I have a short story that I started in the middle of 2020, submitted to Overland Literary Journal a year later and a year after that it was published in their issue 245, as shown here by my daughter, Margaux. It was started as I began to see a psychologist for the first time. The pandemic and lockdown in Victoria brought to the surface some of the trauma I’d long repressed and couldn’t paper over any longer. My family’s experiences of the Vietnam war, the experience of fleeing family and country, the experience of resettling into a new country with all that recent trauma upon us.
The psychologist gave me some tools, and I invented some of my own (including keeping a ‘cringe list’ in my phone notes of all the things that I felt embarrassed or ashamed of that kept coming back to thwart me), that helped me shift a few things around. Something that came up from those sessions was how important art had been for grounding me in the past. I began to think about getting back into painting. In January 2021 I got a studio again after a ten-year break.

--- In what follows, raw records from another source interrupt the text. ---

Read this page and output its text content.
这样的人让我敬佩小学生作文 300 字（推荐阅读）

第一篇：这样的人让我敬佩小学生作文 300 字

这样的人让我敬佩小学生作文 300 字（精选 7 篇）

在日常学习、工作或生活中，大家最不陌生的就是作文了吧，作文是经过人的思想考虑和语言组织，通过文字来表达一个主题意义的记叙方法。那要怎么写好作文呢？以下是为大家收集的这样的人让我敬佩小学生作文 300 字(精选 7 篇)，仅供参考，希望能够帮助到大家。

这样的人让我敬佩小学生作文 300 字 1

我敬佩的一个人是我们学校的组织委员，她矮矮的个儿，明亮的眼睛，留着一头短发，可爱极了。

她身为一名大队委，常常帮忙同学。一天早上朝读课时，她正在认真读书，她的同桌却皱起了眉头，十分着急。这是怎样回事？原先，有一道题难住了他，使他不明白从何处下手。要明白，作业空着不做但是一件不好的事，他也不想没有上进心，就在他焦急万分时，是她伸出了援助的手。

I recently finished the painting below on the left, called ‘A milestone on the way to the grave’, which I’d read somewhere that Dylan Thomas had said about writing poems. I think about it often, how each painting or story finished is an entry into my personal, mortal register.

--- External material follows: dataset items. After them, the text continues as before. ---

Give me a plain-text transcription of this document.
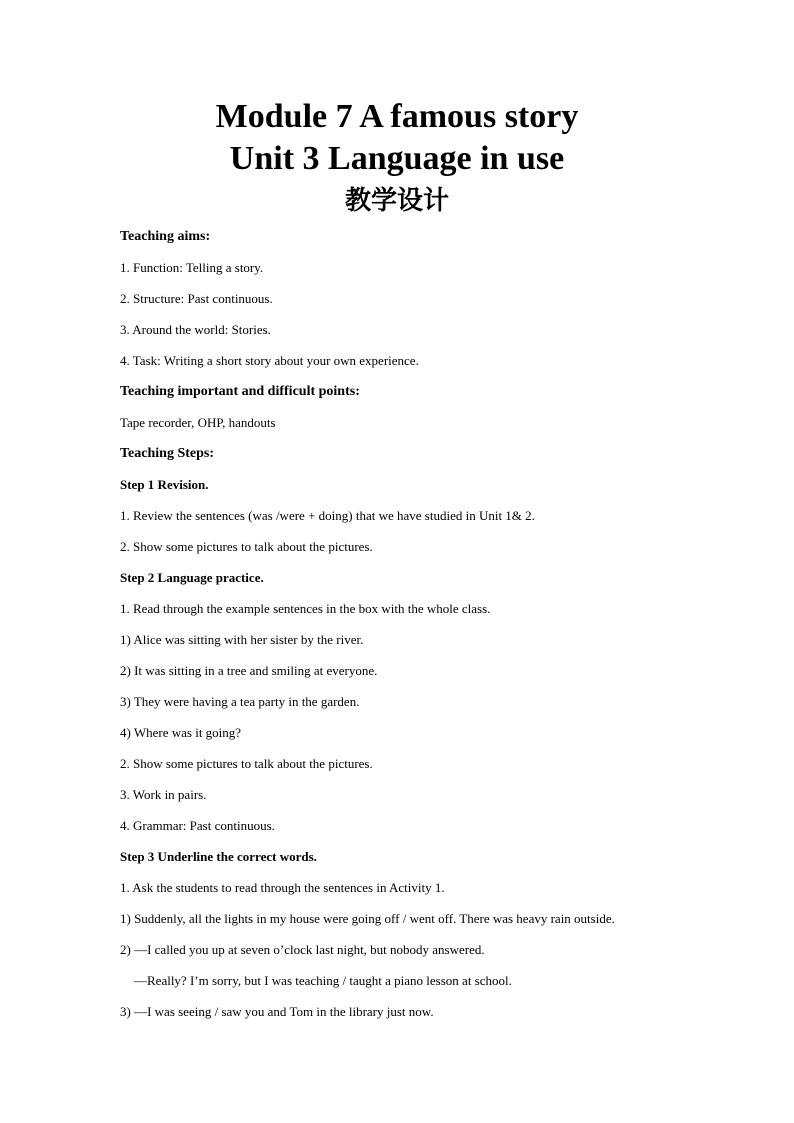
Module 7 A famous story
Unit 3 Language in use
教学设计
Teaching aims:
1. Function: Telling a story.
2. Structure: Past continuous.
3. Around the world: Stories.
4. Task: Writing a short story about your own experience.
Teaching important and difficult points:
Tape recorder, OHP, handouts
Teaching Steps:
Step 1 Revision.
1. Review the sentences (was /were + doing) that we have studied in Unit 1& 2.
2. Show some pictures to talk about the pictures.
Step 2 Language practice.
1. Read through the example sentences in the box with the whole class.
1) Alice was sitting with her sister by the river.
2) It was sitting in a tree and smiling at everyone.
3) They were having a tea party in the garden.
4) Where was it going?
2. Show some pictures to talk about the pictures.
3. Work in pairs.
4. Grammar: Past continuous.
Step 3 Underline the correct words.
1. Ask the students to read through the sentences in Activity 1.
1) Suddenly, all the lights in my house were going off / went off. There was heavy rain outside.
2) —I called you up at seven o’clock last night, but nobody answered.
—Really? I’m sorry, but I was teaching / taught a piano lesson at school.
3) —I was seeing / saw you and Tom in the library just now.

But can you go back to the milestone and move it? The Argentine writer Jorge Luis Borges had no issue with returning to stories that had already been published and revising or rewriting them. This is of course a very Borgesian thing to do. Artists, too, often riff on the same ideas or themes, sometimes for years.
The painting above on the right was done twenty years ago, after I’d moved from Perth to Melbourne. They are both an attempt to celebrate my love of writing and painting. The idea is the same but the execution is different. We revise ourselves all the time, our health and wellbeing; we reinvent ourselves as different parts of us change, are resolved, or let go.
I’ve never wanted to give up painting or writing for the other, unlike surrealist painter James Gleeson, who chose art over writing when he was confronted with the same conundrum as a young man. Back when I was young and blissfully on the dole, I could make painting and writing co-exist equally in my day, but that’s harder to do when you have a family to feed. Hopefully I can find that sweet spot again, go back to the marker and shift it, albeit a little closer to the grave.